In an effort to improve Catalyst's public relations I decided to write in this journal occasionally. Let's see if I can keep this up.
To start this off I'd like to announce that the rewrite of the session plugins is finished, and they have been released.
These plugins make support for all the session goodness more stable and flexible. They let you easily write state and storage plugins (e.g. cookie state, DBI memcached or fastmmap stores) easily, and then mix and match them without a headache.
In the works is a plugin for more fine grained expiry (each key in the session data can be expired independently), and a massive rewrite of the authentication/authorization plugins (naturally with good integration with sessions), that is getting the same kind of consistency and usability.

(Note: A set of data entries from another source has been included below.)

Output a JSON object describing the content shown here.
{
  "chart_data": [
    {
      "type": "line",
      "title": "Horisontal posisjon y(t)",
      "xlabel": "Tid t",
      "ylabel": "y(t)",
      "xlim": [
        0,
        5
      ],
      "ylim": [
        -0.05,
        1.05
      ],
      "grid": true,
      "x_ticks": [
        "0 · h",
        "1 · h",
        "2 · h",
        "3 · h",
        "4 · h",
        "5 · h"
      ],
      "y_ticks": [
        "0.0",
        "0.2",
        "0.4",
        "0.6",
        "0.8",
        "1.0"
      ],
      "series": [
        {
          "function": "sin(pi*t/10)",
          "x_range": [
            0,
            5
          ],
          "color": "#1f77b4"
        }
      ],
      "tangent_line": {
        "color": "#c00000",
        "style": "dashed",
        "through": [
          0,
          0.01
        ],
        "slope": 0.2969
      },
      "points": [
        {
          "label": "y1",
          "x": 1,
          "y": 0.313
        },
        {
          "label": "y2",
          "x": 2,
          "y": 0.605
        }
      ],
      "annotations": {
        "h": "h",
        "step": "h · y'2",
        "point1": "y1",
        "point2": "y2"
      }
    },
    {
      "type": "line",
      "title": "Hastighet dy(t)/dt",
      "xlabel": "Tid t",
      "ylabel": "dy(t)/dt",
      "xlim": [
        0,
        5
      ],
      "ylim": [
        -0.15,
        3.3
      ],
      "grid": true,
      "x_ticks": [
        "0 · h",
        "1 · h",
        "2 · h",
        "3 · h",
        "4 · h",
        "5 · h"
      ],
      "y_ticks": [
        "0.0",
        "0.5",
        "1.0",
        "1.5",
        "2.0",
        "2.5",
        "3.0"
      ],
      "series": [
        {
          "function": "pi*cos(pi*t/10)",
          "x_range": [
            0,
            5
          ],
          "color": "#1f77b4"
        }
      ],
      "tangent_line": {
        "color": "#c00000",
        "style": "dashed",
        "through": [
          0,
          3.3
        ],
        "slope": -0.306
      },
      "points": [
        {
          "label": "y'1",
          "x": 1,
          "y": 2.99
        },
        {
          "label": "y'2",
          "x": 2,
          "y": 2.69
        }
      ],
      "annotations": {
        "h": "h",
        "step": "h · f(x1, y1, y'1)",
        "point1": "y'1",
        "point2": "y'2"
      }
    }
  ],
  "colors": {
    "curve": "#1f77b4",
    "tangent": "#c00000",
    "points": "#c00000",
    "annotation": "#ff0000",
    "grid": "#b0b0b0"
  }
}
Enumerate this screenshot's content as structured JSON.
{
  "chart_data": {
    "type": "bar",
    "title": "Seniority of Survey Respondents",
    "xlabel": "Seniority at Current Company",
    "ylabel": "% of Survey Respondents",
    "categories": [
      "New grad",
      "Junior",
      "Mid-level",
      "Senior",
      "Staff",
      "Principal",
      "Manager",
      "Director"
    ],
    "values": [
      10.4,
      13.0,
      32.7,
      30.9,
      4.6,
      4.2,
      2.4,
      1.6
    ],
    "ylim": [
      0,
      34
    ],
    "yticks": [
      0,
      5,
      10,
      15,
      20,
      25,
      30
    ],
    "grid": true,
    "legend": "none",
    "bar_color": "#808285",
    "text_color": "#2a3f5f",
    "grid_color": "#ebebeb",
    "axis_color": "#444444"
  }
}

If you'd like to help (we mostly need testing), come and join us on the #catalyst on irc.perl.org. Our development is being done in the Catalyst SVN repository, where you can find our work in progress.
Re:Who are you?
nothingmuch on 2005-11-15T17:27:41
I'm nothingmuch, also NUFFIN on pause. I have a real name in hebrew on CPAN, so i'll list my english one: Yuval Kogman.
I lurk on #catalyst, #perl6 and some other channels on irc.perl.org and freenode, and when I have more time i often frequent perlmonks.
I'm related to catalyst because I contributed code. That's also how I'm related to other projects.
As for paranormal conveyance of information - it's really simpler than that. The mailing list and the modules' pages have the info about me. The other frequenters of #catalyst know who I am. I announced my intentions of rewriting sessions/auth a while ago, and now I got around to it with help and feedback from many people in the community. I think this counts more than a recognizable name.
I'm updating my use.perl bio right now, but I'm not sure it'll help.
Please try to be a little less negative - I really have no idea what I did wrong.Re:Who are you?
cog on 2005-11-15T20:26:20
Please try to be a little less negative
I don't think he was being negative, I think he was just being himself O:-)
The thing is that he rarely uses smiles:-) Re:Who are you?
bart on 2005-11-16T02:43:46
It looks to me like it got truncated.I'm updating my use.perl bio right now, but I'm not sure it'll help.Re:Who are you?
nothingmuch on 2005-11-16T03:09:18
Whoops... =)
Fixed... Roughly 3/4ths of a phrase was missing - i abbreviated it instead.Re:Who are you?
merlyn on 2005-11-16T10:35:37
While the name "nothingmuch" may mean something inside the Catalyst community, it meant nothing to me as an outsider. But you were trying to establish yourself in an outreach position.Please try to be a little less negative - I really have no idea what I did wrong.It's important when you are in an outreach position to provide some sort of relationship so that others can converse with you as something other than "random nick called nothingmuch who is now posting about catalyst".
For example, while I'm well known in the Perl community, if I were to start posting in the Scheme groups and start making authoritative comments about Perl, at least someone can see my real name in my footers, and can google and get a background for me, and know that I'm mostly a blowhard {grin}.
You didn't have anything like that... just a single handle "nothingmuch". That's why I challenged you to include some real-world info in your use.perl profile, to establish a real-world face behind your pseudonomynous postings.
Re:Who are you?
nothingmuch on 2005-11-17T13:27:17
Thanks for the advice... This was all fixed, i hope.
Perhaps the bio is slightly too long now, but it does contain the info;-) Re:Who are you?
sri on 2005-11-15T17:48:13
nothingmuch is responsible for some of the coolest developments in the Catalyst community at the moment.
I'm looking forward to hear more from him!Re:Who are you?
jmm on 2005-11-22T14:57:44
He also is known in certain circles for an exciting pizza flambe.